Sex Cures Migraines And Raises IQ

The German University of Munster found migraines sufferers benefited more from a hot-beef-injection than a cold-nighttime-capsule.

The school published findings in the journal of the International Headache Society. The researchers found half of migraine sufferers who had sex during an attack nailed their symptoms during copulation.

It's also shocking to discover there's a whole society dedicated just to headaches.

Surprisingly male sufferers “even used sexual activity as a therapeutic tool”, they revealed.  Hear that ladies?  The theory suggests endorphins, the brain's natural pain killers are at work.  And as an added bonus, the sex part probably doesn't hurt either.

The Italian University at Pavia found frequent sex raises IQ. People doing the nasties at least three times a week had blood saturated with heightened levels of nerve growth - crucial to mental alertness and brain gain.

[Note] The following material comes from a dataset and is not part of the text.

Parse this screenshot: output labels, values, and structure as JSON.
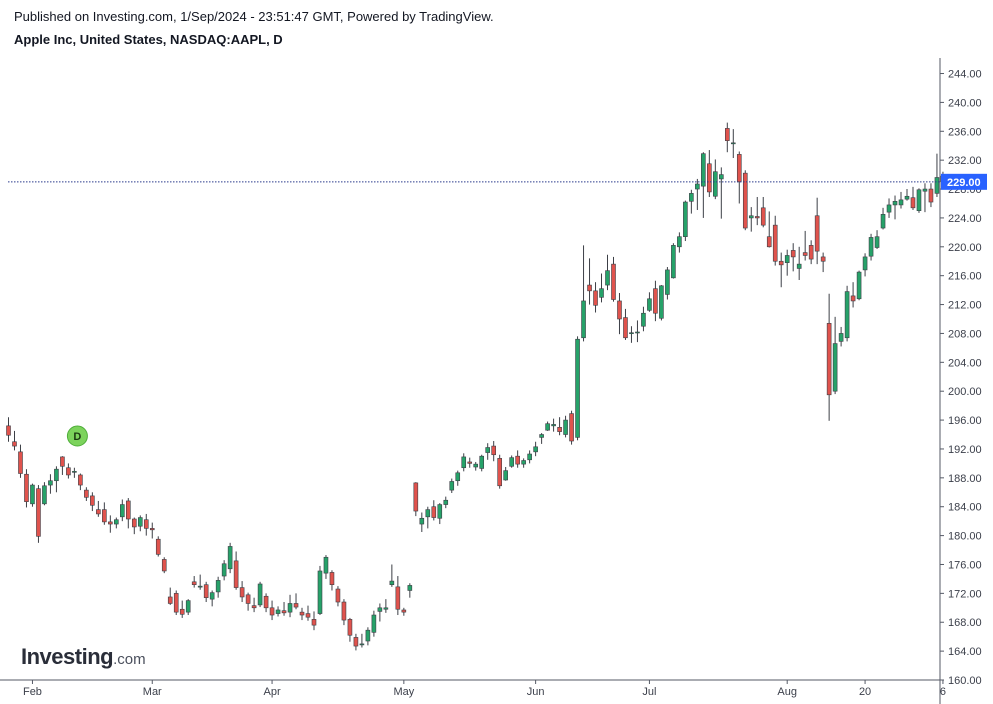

Male rats were divided into two groups, one were sex restricted, the other free to unleash at least once a day - this went on for two weeks. The sex crazed rats were doing complex equations by the end of the test, while the abstinence crew had to be restrained from eating their own tales. This time it's the hippocampus, the part of the brain responsible for memory and learning that's being sent into overdrive.

So what's not to like? Headache or not, dumber than Nancy Pelosi or not, get out there and get 'er done folks. From here it sure looks like the only downside is getting caught with your pants down in a supply closet at work.